MIAMI ARCHBISHOP RECALLS CATHOLIC PERSECUTION IN CUBA, PRAYS FOR PEACE

MIAMI (CNS) — On the day the news of Fidel Castro’s death spread, Archbishop Thomas G. Wenski of Miami was one of the first Catholic Church officials to respond early Nov. 26. “Fidel Castro is dead,” he wrote in a statement. “The death of this figure should lead us to invoke the patroness of Cuba, the Virgin of Charity, calling for peace for Cuba and its people.”

Later that day at Ermita de la Caridad, a Miami shrine that honors Cuba’s patron Our Lady of Charity of El Cobre and one built, he said in his homily, “with the sacrifices of the (Cuban) exiles,” he focused on the suffering of Catholic Cuba and the news of Castro’s death. The 90-year-old former leader of Cuba reportedly died late at night Nov. 25.

“The Cuban people are a noble people, but also a people who suffer,” Archbishop Wenski said. “And now, on the eve of this first Sunday of Advent, to emphasize the words of Christ ‘at the hour you least expect, the Son of Man will come,’ we have learned that Fidel Castro has died.” He continued: “Each human being, each of us, will die. We will all be judged one day. Today, it is his (Fidel Castro’s) turn. God’s judgment is merciful, but it doesn’t cease to be just.”

Archbishop Wenski asked those gathered to invoke Our Lady of Charity of El Cobre and ask for her intercession. “She has accompanied the Cuban people for more than 400 years,” he said, including during the country’s battle for independence and she “suffered with the church when the Marxist obscurantism wounded and decimated (the church).” She has been there in good times and in times of turmoil, in the Cuban prisons and in the agricultural “forced labor camps” the Cuban government operated, he said.
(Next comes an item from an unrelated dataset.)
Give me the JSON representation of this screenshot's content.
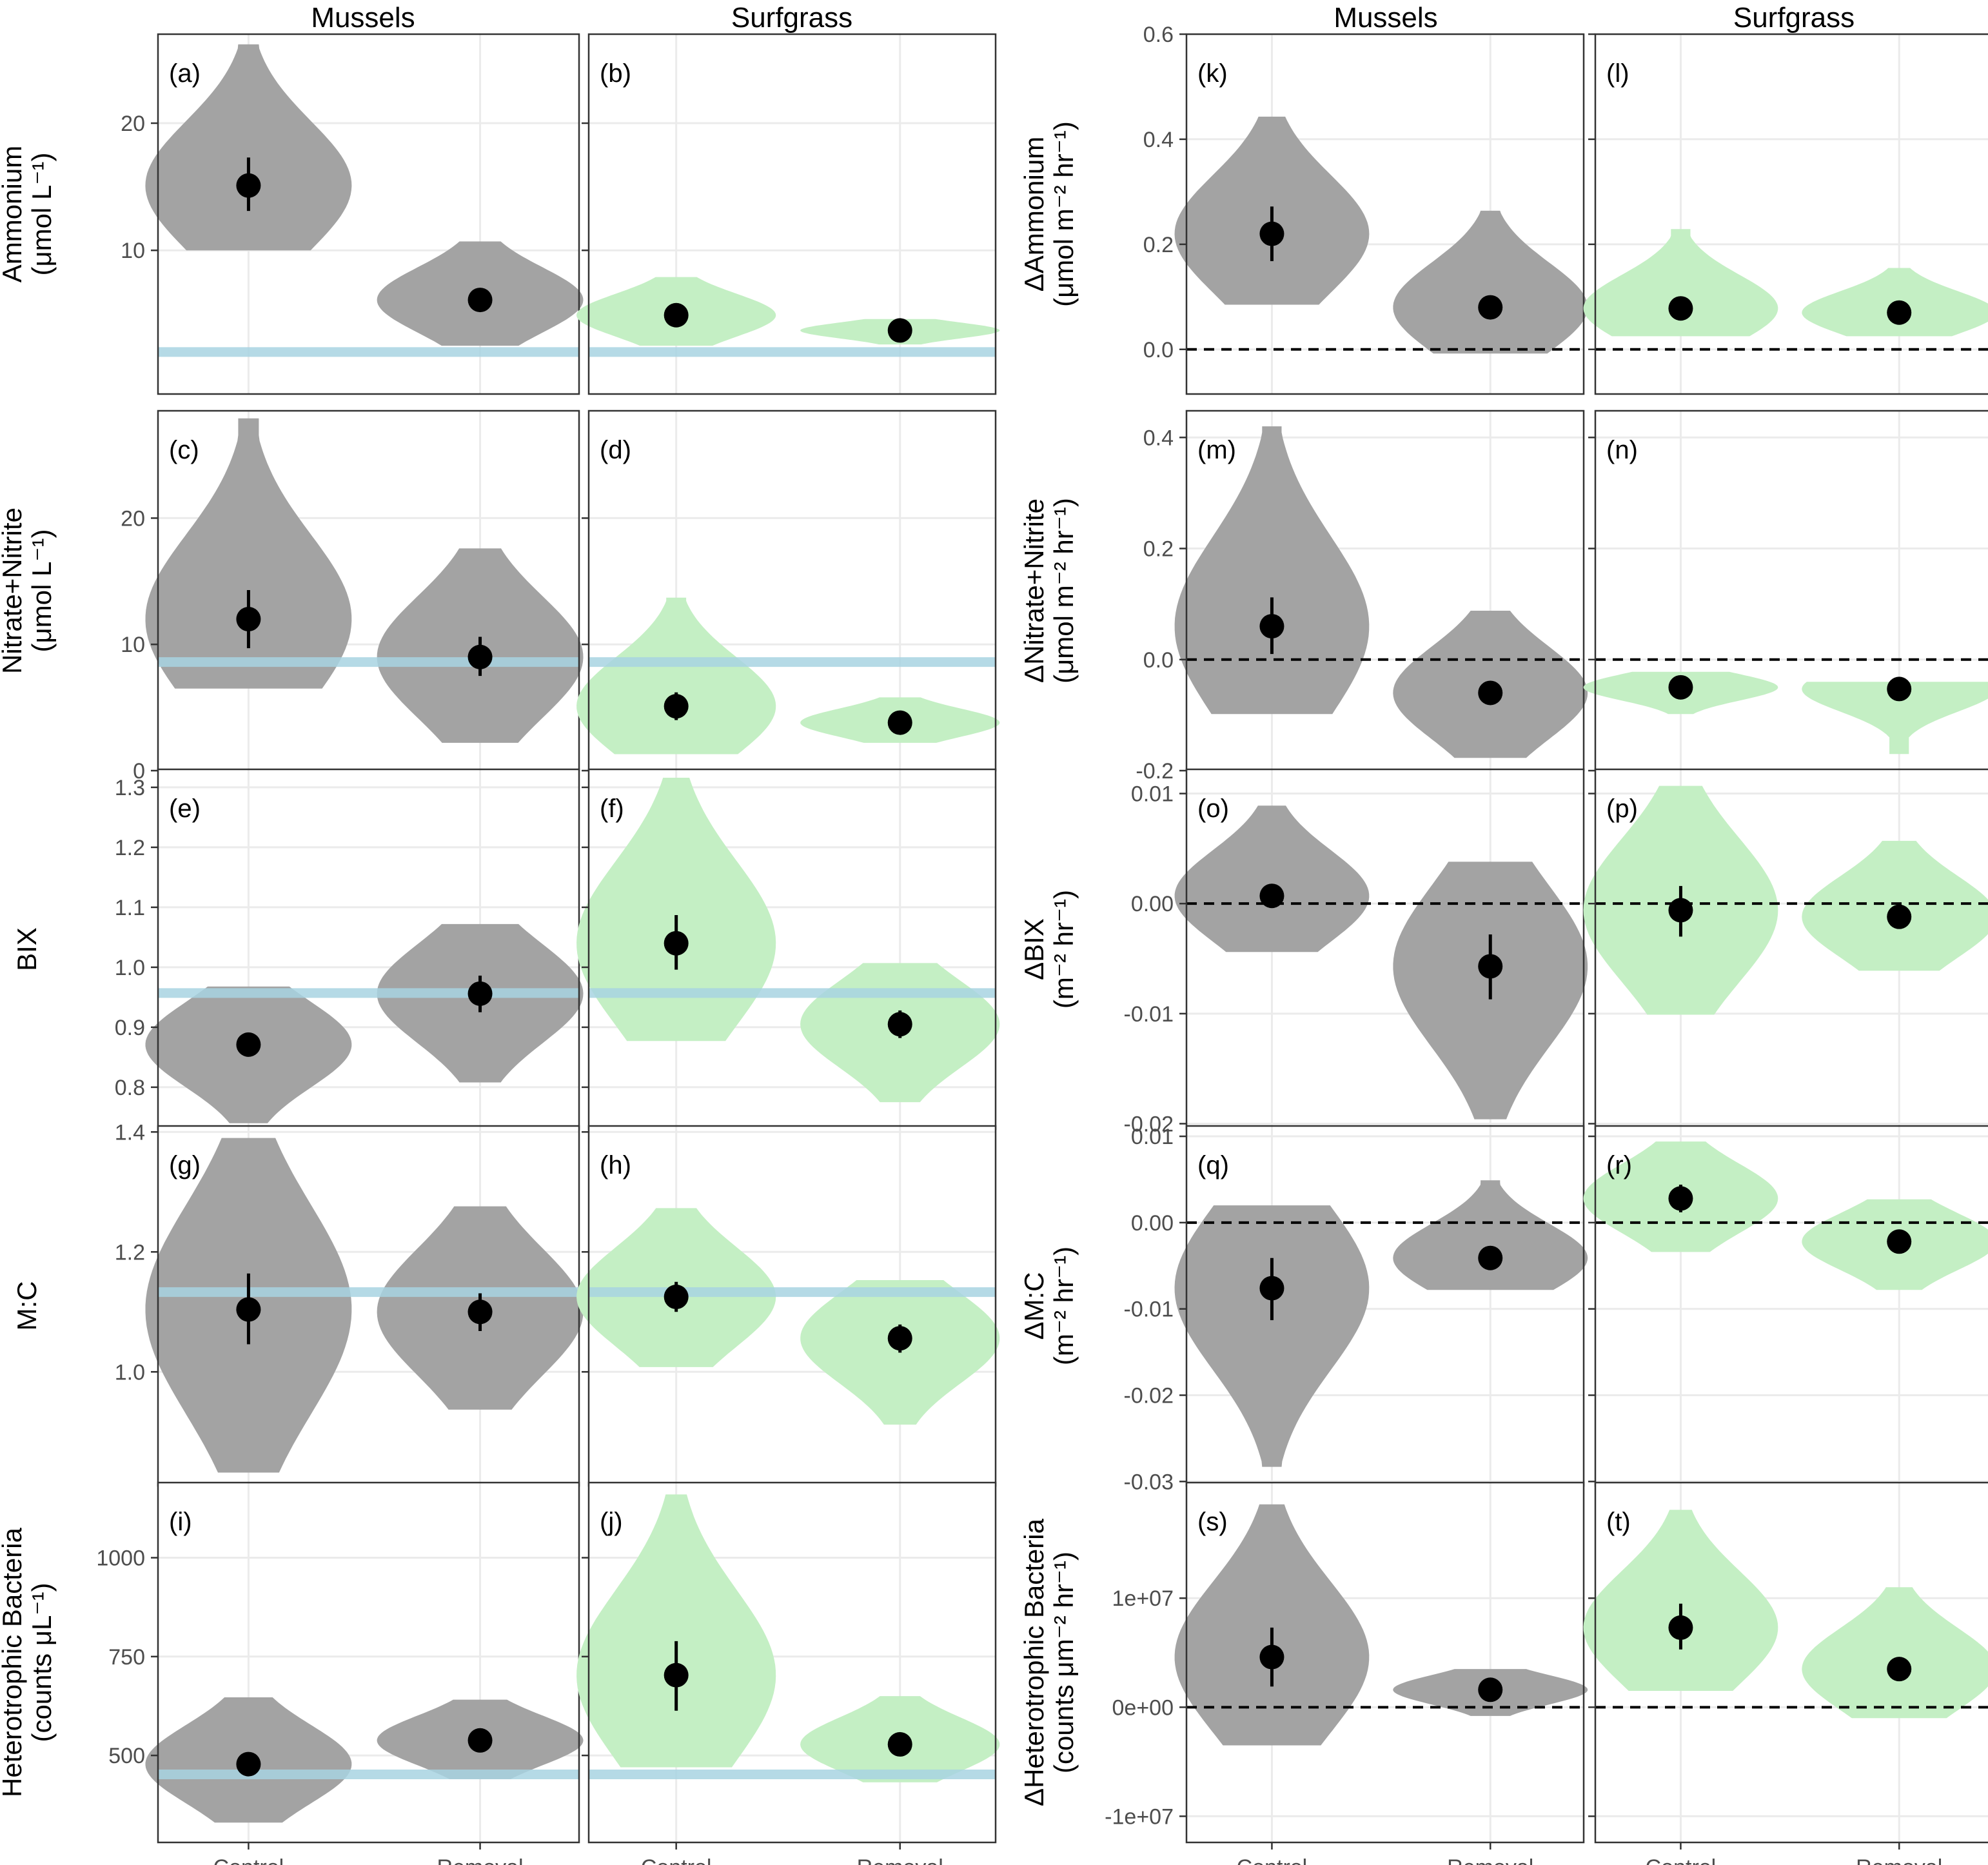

Referencing recent moments in the history of the island when Catholics hid their faith fearing persecution by a government and a society that looked down on religion, he said the Virgin was present in the prayer cards people hid in their dressers, as church members were “forced to survive by publicly denying their devotion.” And Mary is there with those who, despite all the challenges they have faced, continue to pass on the gift of faith to their children and grandchildren on the island.

She remains on the island today, he said, and continues to lavish her motherly love “in prisons that still are not empty and in the midst of women who walk demanding freedom.”

Our Lady of Charity of El Cobre is present, Archbishop Wenski said, with those inside and outside Cuba, who “fight for respect for human dignity and to establish a future of freedom, justice and peace.”